Mais sinon, le processus est balisé par la loi et la tradition au point de rendre impensable un équivalent canadien (politiquement, du moins). Un régime précis existe pour les cas d'erreur judiciaire alléguée, et on ne verrait pas le premier ministre ou le cabinet fédéral émettre des pardons à qui mieux mieux.

***

Si la grâce présidentielle en faveur du shérif Arpaio est dérangeante, ce n'est donc pas parce qu'elle est sans précédent. En soi, ce pouvoir est exorbitant, puisqu'il place le président dans une position pour défaire les décisions judiciaires. Mais tous l'ont utilisé.

Ce qui est dérangeant, c'est évidemment le message qu'il continue à envoyer aux forces de l'ordre et au système de justice.

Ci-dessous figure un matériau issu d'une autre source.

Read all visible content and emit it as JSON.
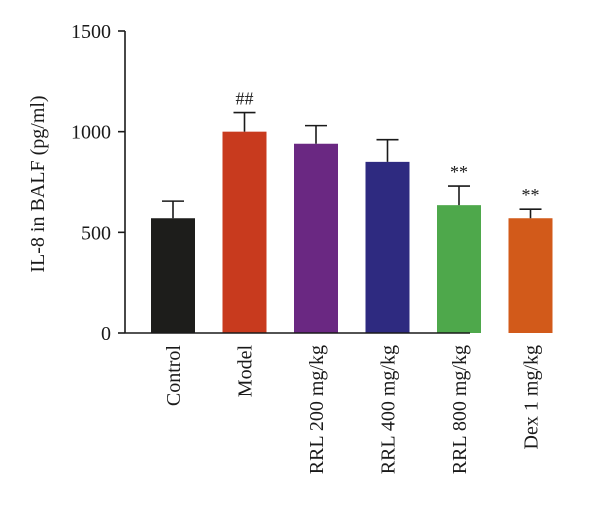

Pour Donald Trump, l'abus de pouvoir policier est admissible et même souhaitable contre «les criminels» et toutes espèces de «bad hombres». C'est le même homme qui affirmait l'an dernier que «la torture fonctionne». (Or, en plus d'être moralement condamnable, la torture s'est révélée généralement inefficace et nuisible comme méthode d'interrogation). Le même qui disait aux policiers - en blague, évidemment! - de ne plus protéger la tête des gens qu'ils arrêtent en les faisant entrer dans la voiture de patrouille. Envoye, bang! un petit coup sur le cadre de porte...

Le shérif Arpaio n'est pas un officier exemplaire qui s'est rendu coupable d'une erreur de parcours. C'est sa philosophie de la répression, c'est toute sa carrière qui sont répugnantes, en plus, léger détail, de violer la loi.

Ce n'est pas seulement un pardon, donc. De ce président, qui a montré un total mépris de la séparation des pouvoirs en attaquant les juges qui ne font pas son affaire, c'est une invitation à tous les flics du pays à appliquer «sa» loi.